The Humane Society staff are reeling from that human toll, too, as they mourn their animals. An employee's cousin is still missing, Burrows said. Some of their homes are destroyed or underwater. Trying to reconnect one of their surviving dogs with the married couple who dropped it off to weather the storm, employees learned the owners had died.
Last week, though, the Humane Society staff had lives they could save.
Burrows was at home Monday when the flooding hit. The shelter was prepared for a storm, but nothing like the destruction that Dorian brought that day; the shelter had never flooded in previous hurricanes, and their buildings were elevated to better endure high waters.

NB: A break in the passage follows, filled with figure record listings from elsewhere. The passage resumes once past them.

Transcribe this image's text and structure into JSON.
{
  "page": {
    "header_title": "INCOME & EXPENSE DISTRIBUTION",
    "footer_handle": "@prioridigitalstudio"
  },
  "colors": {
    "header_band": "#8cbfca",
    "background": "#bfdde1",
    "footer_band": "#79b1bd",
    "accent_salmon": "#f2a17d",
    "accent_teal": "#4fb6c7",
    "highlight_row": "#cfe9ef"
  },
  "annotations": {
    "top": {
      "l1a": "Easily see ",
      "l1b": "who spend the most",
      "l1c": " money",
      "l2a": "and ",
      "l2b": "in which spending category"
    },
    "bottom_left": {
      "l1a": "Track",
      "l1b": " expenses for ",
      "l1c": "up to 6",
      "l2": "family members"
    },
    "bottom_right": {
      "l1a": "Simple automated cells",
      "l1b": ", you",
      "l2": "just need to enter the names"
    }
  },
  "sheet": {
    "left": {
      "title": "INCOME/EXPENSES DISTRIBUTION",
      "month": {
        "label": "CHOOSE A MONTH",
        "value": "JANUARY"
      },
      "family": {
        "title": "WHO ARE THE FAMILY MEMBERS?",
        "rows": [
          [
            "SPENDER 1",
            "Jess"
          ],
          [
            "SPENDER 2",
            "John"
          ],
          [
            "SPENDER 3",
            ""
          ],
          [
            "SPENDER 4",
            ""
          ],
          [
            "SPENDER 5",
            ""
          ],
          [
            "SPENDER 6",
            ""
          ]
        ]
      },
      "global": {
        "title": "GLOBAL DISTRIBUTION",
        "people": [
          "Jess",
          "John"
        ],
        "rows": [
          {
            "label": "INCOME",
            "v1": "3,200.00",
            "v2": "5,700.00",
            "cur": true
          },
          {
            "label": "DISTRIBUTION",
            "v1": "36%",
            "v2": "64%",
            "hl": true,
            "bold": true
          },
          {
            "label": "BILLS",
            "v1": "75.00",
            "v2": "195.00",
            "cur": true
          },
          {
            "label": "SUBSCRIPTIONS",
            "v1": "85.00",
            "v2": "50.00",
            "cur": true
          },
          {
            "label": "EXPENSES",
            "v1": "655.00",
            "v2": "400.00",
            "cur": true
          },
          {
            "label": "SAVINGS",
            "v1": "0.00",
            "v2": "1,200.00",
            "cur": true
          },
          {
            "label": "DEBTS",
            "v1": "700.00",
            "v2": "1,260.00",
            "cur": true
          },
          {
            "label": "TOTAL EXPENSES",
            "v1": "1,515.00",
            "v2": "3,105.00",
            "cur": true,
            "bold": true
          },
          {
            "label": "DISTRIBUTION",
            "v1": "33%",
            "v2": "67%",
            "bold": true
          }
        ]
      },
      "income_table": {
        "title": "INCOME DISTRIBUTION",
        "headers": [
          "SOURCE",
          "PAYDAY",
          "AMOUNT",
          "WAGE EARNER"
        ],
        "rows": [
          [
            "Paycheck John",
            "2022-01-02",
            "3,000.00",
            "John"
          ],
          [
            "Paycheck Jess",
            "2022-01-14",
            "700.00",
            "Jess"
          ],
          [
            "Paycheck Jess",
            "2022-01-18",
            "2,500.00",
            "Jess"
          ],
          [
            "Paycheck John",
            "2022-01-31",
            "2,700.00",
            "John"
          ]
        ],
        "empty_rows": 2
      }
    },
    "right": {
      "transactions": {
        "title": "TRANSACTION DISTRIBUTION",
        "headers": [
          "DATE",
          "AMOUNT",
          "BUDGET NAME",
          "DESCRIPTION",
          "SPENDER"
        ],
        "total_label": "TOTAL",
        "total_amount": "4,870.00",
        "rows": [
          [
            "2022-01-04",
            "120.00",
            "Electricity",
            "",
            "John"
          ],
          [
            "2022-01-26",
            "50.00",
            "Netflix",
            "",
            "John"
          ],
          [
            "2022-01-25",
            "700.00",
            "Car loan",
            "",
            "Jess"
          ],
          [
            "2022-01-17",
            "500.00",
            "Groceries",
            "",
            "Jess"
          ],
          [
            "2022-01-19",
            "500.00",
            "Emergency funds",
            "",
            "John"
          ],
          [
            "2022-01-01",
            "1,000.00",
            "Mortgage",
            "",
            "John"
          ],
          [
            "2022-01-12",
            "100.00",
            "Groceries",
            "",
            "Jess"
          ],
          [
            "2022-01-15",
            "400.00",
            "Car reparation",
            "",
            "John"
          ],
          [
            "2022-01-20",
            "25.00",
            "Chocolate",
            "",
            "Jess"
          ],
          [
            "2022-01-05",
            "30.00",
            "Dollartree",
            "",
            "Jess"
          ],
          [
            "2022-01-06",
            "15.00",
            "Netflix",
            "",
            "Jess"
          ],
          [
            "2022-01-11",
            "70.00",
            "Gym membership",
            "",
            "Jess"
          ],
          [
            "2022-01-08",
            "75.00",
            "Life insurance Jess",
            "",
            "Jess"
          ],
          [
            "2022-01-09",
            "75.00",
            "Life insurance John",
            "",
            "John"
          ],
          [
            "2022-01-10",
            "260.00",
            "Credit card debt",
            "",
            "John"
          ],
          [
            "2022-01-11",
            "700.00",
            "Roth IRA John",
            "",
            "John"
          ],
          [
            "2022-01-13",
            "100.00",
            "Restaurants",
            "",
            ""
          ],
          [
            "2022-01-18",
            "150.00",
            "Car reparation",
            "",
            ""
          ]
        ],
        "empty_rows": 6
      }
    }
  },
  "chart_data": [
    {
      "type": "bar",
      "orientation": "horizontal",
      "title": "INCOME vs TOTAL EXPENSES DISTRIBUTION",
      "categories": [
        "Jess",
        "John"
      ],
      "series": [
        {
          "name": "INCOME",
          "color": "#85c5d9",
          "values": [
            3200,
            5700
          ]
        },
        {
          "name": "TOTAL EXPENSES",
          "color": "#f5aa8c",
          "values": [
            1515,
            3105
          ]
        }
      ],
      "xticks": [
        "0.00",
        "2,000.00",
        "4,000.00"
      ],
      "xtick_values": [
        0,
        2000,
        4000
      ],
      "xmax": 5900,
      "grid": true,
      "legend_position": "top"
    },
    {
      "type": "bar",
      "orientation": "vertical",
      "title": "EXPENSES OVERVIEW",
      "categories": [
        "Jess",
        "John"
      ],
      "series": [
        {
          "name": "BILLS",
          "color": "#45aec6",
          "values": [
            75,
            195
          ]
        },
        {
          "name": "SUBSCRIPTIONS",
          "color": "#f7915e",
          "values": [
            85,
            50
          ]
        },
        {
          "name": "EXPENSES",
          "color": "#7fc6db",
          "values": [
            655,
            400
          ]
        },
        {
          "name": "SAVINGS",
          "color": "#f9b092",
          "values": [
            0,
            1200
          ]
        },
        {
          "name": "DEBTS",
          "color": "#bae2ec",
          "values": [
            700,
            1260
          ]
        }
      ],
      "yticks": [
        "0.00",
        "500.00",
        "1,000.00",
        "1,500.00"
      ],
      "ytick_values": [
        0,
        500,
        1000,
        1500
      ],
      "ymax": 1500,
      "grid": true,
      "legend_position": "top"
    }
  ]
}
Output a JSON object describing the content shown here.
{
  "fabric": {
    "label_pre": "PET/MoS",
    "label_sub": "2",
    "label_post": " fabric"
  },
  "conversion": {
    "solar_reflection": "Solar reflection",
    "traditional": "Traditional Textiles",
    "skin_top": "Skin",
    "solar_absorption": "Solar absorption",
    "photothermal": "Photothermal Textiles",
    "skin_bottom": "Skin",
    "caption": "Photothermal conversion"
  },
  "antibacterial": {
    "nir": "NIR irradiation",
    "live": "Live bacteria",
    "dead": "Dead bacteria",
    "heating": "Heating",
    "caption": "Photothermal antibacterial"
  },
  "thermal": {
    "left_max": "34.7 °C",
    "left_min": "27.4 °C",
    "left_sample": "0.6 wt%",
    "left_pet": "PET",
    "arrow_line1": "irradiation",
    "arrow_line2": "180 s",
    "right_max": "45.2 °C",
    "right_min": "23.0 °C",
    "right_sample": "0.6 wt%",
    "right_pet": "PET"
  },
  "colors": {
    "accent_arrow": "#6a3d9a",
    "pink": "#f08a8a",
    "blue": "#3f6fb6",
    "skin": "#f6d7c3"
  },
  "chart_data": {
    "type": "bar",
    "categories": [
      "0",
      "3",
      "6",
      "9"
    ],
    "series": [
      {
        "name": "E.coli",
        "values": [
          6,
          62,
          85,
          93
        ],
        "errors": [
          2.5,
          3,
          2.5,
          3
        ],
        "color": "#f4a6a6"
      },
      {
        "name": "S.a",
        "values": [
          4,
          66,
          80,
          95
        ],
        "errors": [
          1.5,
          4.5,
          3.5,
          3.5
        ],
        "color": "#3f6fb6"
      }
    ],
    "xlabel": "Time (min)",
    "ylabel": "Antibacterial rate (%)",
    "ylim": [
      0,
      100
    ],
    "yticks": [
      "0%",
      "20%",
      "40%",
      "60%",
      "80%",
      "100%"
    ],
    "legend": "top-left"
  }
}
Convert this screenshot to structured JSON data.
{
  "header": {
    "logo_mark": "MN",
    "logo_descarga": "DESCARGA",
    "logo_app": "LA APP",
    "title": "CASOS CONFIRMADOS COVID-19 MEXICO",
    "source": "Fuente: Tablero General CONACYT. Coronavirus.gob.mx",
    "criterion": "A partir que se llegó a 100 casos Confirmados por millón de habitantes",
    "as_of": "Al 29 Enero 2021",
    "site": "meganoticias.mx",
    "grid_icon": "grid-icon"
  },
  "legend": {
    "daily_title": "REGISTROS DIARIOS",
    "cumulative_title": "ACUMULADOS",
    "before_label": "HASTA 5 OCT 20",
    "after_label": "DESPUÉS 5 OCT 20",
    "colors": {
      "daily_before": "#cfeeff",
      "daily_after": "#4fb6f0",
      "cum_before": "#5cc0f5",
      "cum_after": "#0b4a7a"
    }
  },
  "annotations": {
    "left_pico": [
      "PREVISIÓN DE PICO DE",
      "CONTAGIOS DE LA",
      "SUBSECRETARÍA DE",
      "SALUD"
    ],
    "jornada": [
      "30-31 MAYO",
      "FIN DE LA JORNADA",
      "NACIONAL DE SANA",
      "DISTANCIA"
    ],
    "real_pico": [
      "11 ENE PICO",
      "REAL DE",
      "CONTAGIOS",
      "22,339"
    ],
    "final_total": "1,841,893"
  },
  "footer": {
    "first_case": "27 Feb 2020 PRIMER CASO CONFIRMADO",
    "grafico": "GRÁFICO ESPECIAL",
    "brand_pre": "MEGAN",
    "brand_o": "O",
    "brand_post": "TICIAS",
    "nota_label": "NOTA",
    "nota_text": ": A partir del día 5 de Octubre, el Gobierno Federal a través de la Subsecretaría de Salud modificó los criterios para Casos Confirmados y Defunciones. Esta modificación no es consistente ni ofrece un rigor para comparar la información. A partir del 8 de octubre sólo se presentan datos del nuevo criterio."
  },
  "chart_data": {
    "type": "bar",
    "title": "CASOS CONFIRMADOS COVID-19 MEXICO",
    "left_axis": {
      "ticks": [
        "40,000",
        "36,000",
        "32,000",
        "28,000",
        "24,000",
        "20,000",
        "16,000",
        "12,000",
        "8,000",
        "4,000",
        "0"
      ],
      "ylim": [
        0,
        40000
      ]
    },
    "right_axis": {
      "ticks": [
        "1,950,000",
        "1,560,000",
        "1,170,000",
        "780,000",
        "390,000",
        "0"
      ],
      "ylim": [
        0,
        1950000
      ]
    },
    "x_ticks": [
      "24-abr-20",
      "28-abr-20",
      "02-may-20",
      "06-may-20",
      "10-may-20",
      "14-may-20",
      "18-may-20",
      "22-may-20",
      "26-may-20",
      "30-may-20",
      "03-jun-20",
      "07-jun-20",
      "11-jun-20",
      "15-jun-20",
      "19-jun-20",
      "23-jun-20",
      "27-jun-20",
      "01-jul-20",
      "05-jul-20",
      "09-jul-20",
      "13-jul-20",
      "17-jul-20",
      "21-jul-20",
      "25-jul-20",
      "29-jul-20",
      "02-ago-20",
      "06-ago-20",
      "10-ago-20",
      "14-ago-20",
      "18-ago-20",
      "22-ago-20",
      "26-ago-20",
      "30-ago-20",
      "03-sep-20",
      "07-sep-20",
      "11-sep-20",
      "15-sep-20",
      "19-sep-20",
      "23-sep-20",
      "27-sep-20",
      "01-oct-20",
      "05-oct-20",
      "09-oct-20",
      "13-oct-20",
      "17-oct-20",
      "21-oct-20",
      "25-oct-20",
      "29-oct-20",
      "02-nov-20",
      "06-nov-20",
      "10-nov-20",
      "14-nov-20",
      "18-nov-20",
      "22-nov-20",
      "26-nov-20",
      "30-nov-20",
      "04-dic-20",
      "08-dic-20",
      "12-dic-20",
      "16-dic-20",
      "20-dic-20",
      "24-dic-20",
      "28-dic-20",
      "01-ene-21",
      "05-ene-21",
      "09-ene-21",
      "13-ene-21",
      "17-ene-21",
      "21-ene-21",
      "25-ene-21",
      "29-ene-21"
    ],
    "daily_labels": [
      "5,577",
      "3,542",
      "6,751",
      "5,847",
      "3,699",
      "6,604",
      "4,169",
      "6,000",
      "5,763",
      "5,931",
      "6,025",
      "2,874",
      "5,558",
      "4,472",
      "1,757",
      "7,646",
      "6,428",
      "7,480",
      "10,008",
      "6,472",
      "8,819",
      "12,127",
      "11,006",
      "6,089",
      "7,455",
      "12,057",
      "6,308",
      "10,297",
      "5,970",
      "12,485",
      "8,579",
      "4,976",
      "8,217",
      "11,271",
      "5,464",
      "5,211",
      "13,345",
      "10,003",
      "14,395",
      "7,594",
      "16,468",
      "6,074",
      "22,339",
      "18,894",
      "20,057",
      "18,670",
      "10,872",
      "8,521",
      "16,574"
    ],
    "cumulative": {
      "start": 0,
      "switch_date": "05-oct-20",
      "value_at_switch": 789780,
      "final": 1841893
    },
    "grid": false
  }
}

Employees thought at first that the water had stopped at the steps.
But then "it just kind of thundered in," said Burrows, who heard the details later from her staff. It was the same story all over the island, she said - areas without mandatory evacuations were flooding, and badly.
An employee called as staff realised they would have to leave the dogs and cats to the flood.
Burrows texted them advice, but the messages stopped going through. The staff spent hours in the crawl space cut off from communication, she said, eventually swimming out to higher ground and getting picked up by a bulldozer.
"Animals are still alive," staff told Burrows when they called her, exhausted. But they hadn't been able to get to the kennels.
On Tuesday afternoon, Burrows returned to the shelter with a dump truck and volunteers. She could hear the dogs barking as she arrived.
"We opened the kennel doors and they came pouring out," she said. She was amazed to see that almost all of the cats had survived.
The Humane Society employees were not alone in working to save animals during Dorian. One Bahamian woman took 97 dogs into her home to protect them from the storm.
The aftermath of the flooding was hard, Burrows recounted. She had to deliver grim news to owners of the pets that were "boarding" with them for the storm.
"I can't help feeling responsible in a way, but we couldn't have known," Burrows said. "If we had had any idea this would happen, we would never have accepted boarders. We could have tried to move our animals out."
The remaining dogs and cats are still being sent to the mainland, where they'll stay in other shelters and hopefully be adopted, Burrows said. The dogs are headed for Florida, the cats for New Jersey.
The shelter is working to replace everything that went underwater: the vehicles, the digital X-ray machine, the laboratory blood analyzers, the microscopes, the ultrasound equipment. Burrows estimates the ruined materials are worth $250,000. She doesn't know what it might cost to fix up the buildings.
Two aid groups are helping the Humane Society regain its footing, and a GoFundMe had raised more than $150,000 as of Monday night for the shelter's recovery.